All workshops are offered as online Moodle activities that you can either import into your own class Moodle site, or send students to complete on the Moodle Writing Center course page. Our Moodle site is available here under “Writing Center” here: training.wooster.edu (Please note that these workshops will not be available until August.)

You can request an in-class workshop or request additional information about the online workshops by contacting abrazeau@wooster.edu.

Introduction to the Writing Center

We will introduce students to our services (both online and face-to-face), talk about what to expect when meeting with a consultant, and discuss how working with the Center might be useful to them. Note: no activity is included in this workshop. Approximately 15 minutes.

Thesis Design

This workshop covers thesis-writing basics, helping students move beyond the five-paragraph-essay thesis. Students will practice designing and drafting supportable, complex thesis statements and have the opportunity to peer review their work with peers.

Citing Like a Pro: MLA, APA, or Chicago

This series of Moodle lessons introduces students to the basics of citation in either MLA, APA, or Chicago: Notes and Bibliography.

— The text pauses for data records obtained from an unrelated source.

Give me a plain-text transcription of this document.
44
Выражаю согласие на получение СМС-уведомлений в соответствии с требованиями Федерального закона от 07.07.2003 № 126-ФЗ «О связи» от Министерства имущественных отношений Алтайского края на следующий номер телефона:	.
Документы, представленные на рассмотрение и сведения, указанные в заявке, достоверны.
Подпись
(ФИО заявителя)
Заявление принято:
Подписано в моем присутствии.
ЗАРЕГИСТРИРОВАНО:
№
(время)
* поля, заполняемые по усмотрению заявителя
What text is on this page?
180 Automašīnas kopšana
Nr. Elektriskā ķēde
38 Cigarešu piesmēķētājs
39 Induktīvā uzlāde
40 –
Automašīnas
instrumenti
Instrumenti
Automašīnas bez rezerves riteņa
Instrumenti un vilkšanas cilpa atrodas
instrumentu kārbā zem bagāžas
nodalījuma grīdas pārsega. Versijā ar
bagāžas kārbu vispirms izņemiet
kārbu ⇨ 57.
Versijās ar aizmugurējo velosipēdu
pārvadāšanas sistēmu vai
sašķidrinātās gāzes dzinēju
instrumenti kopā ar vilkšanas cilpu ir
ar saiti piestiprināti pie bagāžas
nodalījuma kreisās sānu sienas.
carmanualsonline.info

Each lesson offers students practice in recognizing and creating accurate citations.

Summarizing, Paraphrasing, and Quoting

This workshop helps students practice appropriate and effective incorporation of source material into an essay in the form of summaries, paraphrases, and quotes. During this workshop students will practice creating summaries and paraphrasing material they intend to cite in an essay they are drafting for your class.

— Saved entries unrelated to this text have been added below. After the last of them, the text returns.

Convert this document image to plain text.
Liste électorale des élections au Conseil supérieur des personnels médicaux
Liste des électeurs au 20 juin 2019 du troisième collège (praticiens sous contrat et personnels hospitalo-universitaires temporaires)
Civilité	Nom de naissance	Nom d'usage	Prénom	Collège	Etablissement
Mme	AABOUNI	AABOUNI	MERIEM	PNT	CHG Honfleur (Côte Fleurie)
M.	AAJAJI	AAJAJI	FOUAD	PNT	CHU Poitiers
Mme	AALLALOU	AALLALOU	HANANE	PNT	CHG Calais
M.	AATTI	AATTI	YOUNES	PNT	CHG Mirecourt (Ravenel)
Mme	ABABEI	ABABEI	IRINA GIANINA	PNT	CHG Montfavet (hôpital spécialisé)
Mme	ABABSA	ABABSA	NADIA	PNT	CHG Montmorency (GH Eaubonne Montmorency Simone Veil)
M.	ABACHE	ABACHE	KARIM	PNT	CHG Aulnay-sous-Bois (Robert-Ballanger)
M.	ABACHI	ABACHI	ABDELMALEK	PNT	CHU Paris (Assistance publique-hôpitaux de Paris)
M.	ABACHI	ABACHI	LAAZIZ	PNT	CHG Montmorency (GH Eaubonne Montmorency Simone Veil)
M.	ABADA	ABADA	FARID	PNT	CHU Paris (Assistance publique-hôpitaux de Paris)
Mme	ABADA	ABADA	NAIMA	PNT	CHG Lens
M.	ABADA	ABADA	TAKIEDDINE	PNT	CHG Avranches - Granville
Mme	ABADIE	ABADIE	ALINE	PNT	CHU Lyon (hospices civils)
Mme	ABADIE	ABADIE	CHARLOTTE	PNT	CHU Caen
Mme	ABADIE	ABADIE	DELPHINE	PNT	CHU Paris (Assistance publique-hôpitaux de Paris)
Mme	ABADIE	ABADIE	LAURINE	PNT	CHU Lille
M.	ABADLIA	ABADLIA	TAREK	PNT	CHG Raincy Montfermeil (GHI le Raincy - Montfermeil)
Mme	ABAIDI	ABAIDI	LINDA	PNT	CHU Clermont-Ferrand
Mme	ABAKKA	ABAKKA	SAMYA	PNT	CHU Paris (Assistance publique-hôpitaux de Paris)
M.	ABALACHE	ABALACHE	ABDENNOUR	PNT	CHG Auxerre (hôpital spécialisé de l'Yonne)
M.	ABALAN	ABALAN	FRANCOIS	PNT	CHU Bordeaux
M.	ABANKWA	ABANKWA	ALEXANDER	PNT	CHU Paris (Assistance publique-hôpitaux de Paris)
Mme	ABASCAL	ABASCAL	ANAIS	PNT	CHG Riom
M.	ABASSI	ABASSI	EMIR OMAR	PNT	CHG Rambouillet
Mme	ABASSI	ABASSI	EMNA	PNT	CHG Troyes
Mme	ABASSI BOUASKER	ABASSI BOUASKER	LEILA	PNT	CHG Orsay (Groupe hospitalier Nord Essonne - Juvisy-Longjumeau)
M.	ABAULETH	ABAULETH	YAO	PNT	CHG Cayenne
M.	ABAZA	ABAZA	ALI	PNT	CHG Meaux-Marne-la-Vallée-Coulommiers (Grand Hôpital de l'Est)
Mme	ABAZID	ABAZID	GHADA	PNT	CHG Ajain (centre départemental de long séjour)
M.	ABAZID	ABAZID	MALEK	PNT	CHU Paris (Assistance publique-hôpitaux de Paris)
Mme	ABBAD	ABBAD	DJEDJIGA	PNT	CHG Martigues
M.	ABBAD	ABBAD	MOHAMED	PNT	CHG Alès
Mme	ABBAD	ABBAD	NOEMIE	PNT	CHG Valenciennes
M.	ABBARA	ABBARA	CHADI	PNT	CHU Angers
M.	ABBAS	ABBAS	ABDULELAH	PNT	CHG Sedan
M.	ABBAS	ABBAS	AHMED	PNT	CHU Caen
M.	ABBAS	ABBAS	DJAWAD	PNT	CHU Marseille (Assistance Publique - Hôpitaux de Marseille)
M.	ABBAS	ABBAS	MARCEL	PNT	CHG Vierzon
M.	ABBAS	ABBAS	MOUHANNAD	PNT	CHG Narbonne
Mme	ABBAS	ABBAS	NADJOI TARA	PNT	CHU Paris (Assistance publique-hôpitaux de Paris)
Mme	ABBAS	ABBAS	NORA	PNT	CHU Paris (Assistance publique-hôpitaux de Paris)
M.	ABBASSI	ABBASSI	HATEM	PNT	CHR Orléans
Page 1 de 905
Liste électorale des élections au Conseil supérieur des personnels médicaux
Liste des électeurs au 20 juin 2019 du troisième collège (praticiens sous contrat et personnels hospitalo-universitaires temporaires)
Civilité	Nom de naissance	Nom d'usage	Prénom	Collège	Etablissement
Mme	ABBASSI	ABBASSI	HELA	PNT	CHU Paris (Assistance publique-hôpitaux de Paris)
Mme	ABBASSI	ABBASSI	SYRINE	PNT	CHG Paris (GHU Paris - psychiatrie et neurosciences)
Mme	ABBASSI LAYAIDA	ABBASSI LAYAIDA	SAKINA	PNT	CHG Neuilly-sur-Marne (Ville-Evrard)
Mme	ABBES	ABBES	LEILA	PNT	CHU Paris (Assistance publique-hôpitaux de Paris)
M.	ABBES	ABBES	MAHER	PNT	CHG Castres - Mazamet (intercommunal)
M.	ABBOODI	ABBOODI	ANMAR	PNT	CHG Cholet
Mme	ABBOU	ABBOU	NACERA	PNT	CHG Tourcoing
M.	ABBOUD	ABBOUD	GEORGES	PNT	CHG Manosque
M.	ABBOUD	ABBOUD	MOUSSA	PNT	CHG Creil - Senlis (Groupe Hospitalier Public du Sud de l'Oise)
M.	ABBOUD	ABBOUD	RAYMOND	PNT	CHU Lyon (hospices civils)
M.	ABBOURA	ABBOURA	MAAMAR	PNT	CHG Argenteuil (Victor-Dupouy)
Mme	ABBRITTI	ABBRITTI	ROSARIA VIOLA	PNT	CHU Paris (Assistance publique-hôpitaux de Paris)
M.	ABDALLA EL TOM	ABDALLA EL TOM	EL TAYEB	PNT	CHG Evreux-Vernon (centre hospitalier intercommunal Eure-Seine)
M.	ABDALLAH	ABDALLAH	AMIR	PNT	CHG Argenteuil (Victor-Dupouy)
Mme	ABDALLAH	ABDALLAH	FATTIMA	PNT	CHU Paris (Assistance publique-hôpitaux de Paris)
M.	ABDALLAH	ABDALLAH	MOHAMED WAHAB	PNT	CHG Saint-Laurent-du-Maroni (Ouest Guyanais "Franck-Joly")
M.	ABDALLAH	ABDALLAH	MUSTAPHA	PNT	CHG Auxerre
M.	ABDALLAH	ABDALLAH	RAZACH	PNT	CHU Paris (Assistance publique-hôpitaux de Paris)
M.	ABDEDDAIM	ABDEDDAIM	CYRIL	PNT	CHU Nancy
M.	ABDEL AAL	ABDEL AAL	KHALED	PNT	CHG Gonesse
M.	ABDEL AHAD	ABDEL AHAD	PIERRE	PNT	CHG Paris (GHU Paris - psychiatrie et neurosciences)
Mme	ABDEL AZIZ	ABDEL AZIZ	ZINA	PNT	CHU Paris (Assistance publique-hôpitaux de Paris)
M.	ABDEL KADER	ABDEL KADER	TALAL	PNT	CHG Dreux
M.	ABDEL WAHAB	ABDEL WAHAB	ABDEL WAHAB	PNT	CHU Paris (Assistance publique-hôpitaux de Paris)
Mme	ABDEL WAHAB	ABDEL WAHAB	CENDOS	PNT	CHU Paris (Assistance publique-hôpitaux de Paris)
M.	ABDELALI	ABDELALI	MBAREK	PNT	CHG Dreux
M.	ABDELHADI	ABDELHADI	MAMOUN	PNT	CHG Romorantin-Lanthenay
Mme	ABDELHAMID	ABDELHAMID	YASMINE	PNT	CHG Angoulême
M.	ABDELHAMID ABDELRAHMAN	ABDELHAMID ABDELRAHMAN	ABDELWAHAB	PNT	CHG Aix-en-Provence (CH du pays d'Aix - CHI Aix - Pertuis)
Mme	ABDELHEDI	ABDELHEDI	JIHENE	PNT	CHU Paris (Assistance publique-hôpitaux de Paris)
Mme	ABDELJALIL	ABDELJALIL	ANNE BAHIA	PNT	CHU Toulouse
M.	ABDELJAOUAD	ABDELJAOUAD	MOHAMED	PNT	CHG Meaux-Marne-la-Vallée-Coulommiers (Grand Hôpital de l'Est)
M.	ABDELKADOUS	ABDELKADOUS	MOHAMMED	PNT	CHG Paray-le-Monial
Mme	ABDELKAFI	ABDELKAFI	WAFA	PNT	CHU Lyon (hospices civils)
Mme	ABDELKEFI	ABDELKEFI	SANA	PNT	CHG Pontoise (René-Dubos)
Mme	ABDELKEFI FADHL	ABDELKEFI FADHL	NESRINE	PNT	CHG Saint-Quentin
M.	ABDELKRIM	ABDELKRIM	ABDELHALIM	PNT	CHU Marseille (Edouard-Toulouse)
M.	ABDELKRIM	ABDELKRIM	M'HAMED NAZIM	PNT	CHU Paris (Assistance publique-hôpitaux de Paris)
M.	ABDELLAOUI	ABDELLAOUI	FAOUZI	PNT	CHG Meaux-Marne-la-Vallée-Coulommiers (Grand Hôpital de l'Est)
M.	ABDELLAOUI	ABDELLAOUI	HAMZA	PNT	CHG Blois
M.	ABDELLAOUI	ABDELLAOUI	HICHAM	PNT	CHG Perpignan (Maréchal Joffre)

Revising: Making Writing More Concise

This workshop teaches students strategies for making their writing more concise, including reducing word count and honing word choice and sentence structure. During this workshop students will revise one of their essays to make it more concise.

Revising: Reverse Outlining

This workshop teaches students the process of reverse outlining: creating a detailed outline of the ideas and topics already present in a written draft. Reverse outlining is a revision technique that not only helps writers re-organize, but also helps them evaluate how well each piece of a text fits into the larger discussion, determine places that need development or elimination, and create better topic sentences and transitions. During this workshop students will build and evaluate a reverse outline of their essay for your class.

Pre-Writing: Outlining and Mapping

This workshop introduces students to a few methods for outlining the content and organization of an essay, and emphasizes the necessity of considering the connections between and progression of ideas. During this workshop students will build and assess an outline for their essay for your class.